Osgood Perkins, responsável pela direção de Longlegs, contou que um detalhe em particular da história real o inspirou para o filme. Em entrevista ao perfil oficial do filme no Instagram, Perkins contou que a inspiração para a história de terror levada ao cinema foi o caso envolvendo JonBenét Ramsey. O crime contra JonBenét aconteceu próximo ao Natal e, como presente à filha, seus pais haviam encomendado uma boneca da garota em tamanho real, que estava vestida como a menina e guardada em uma caixa de papelão no porão.
Sua filha era uma boneca que eles vestiam e eles tinham uma boneca de sua filha que já era uma boneca. Então ela é assassinada dessa forma louca, e as bonecas dormindo no porão... Alguma coisa nisso tudo começou a fazer sentido para mim.

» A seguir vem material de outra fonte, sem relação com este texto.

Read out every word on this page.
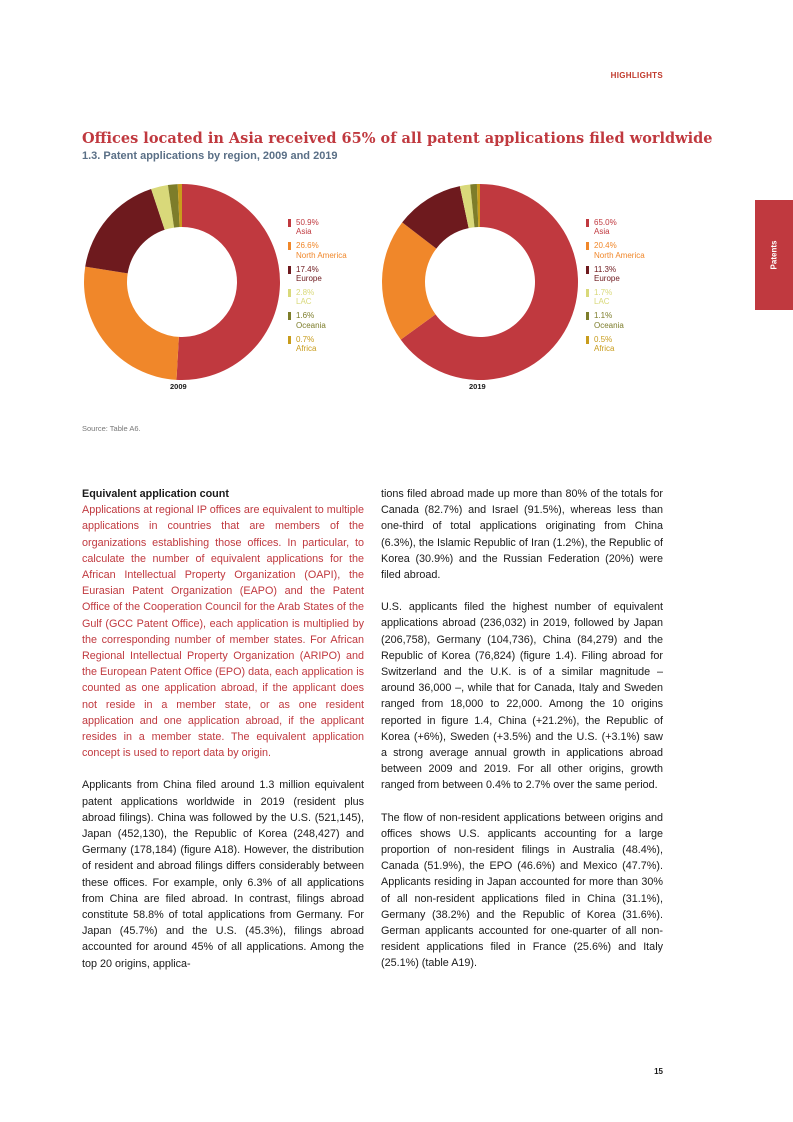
HIGHLIGHTS
Patents
Offices located in Asia received 65% of all patent applications filed worldwide
1.3. Patent applications by region, 2009 and 2019
50.9%
Asia
26.6%
North America
17.4%
Europe
2.8%
LAC
1.6%
Oceania
0.7%
Africa
2009
65.0%
Asia
20.4%
North America
11.3%
Europe
1.7%
LAC
1.1%
Oceania
0.5%
Africa
2019
Source: Table A6.
Equivalent application count

Applications at regional IP offices are equivalent to multiple applications in countries that are members of the organizations establishing those offices. In particular, to calculate the number of equivalent applications for the African Intellectual Property Organization (OAPI), the Eurasian Patent Organization (EAPO) and the Patent Office of the Cooperation Council for the Arab States of the Gulf (GCC Patent Office), each application is multiplied by the corresponding number of member states. For African Regional Intellectual Property Organization (ARIPO) and the European Patent Office (EPO) data, each application is counted as one application abroad, if the applicant does not reside in a member state, or as one resident application and one application abroad, if the applicant resides in a member state. The equivalent application concept is used to report data by origin.

Applicants from China filed around 1.3 million equivalent patent applications worldwide in 2019 (resident plus abroad filings). China was followed by the U.S. (521,145), Japan (452,130), the Republic of Korea (248,427) and Germany (178,184) (figure A18). However, the distribution of resident and abroad filings differs considerably between these offices. For example, only 6.3% of all applications from China are filed abroad. In contrast, filings abroad constitute 58.8% of total applications from Germany. For Japan (45.7%) and the U.S. (45.3%), filings abroad accounted for around 45% of all applications. Among the top 20 origins, applica-

tions filed abroad made up more than 80% of the totals for Canada (82.7%) and Israel (91.5%), whereas less than one-third of total applications originating from China (6.3%), the Islamic Republic of Iran (1.2%), the Republic of Korea (30.9%) and the Russian Federation (20%) were filed abroad.

U.S. applicants filed the highest number of equivalent applications abroad (236,032) in 2019, followed by Japan (206,758), Germany (104,736), China (84,279) and the Republic of Korea (76,824) (figure 1.4). Filing abroad for Switzerland and the U.K. is of a similar magnitude – around 36,000 –, while that for Canada, Italy and Sweden ranged from 18,000 to 22,000. Among the 10 origins reported in figure 1.4, China (+21.2%), the Republic of Korea (+6%), Sweden (+3.5%) and the U.S. (+3.1%) saw a strong average annual growth in applications abroad between 2009 and 2019. For all other origins, growth ranged from between 0.4% to 2.7% over the same period.

The flow of non-resident applications between origins and offices shows U.S. applicants accounting for a large proportion of non-resident filings in Australia (48.4%), Canada (51.9%), the EPO (46.6%) and Mexico (47.7%). Applicants residing in Japan accounted for more than 30% of all non-resident applications filed in China (31.1%), Germany (38.2%) and the Republic of Korea (31.6%). German applicants accounted for one-quarter of all non-resident applications filed in France (25.6%) and Italy (25.1%) (table A19).

15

Osgood Perkins sobre o crime contra JonBenét Ramsey
Envolvimento de bonecas foi levado para as telas. Um dos rituais seguidos por Longlegs é a fabricação de bonecas que serão enviadas para suas vítimas. Feitas de porcelana, as bonecas levavam consigo uma espécie de "essência satânica", que fariam com que as famílias escolhidas por Longlegs cometessem crimes a mando do assassino.
Visual do personagem principal permaneceu em segredo até o lançamento do filme. Para manter o suspense e surpreender ainda mais os espectadores, o rosto de Longlegs não foi divulgado nos trailers oficiais, sendo revelado somente na estreia do longa, que aconteceu em julho nos Estados Unidos e em agosto no Brasil. No filme, o rosto de Longlegs também demora a aparecer e, até então, somente sua voz é ouvida.
Em entrevista à revista New Yorker, Nicolas Cage comentou sobre Longlegs. "Eu me sinto abençoado por ter tido a chance de interpretar uma variedade eclética de personagens —e particularmente Longlegs, que não se parece em nada com ninguém que interpretei antes", declarou. No entanto, Cage explicou que não pretende interpretar outro serial killer.
Eu sei que o telefone vai tocar sem parar para fazer serial killers depois de Longlegs. E não é isso o que eu gosto de fazer. Eu não gosto de violência. Eu não quero interpretar pessoas que estão machucando outras pessoas.
Nicolas Cage, à revista New Yorker
Longa teve boa aceitação do público e arrecadou milhões de dólares somente nos Estados Unidos. No Brasil, o filme ficou atrás somente de "É assim que acaba" e "Deadpool e Wolverine". Longlegs segue em cartaz em diversos cinemas do país.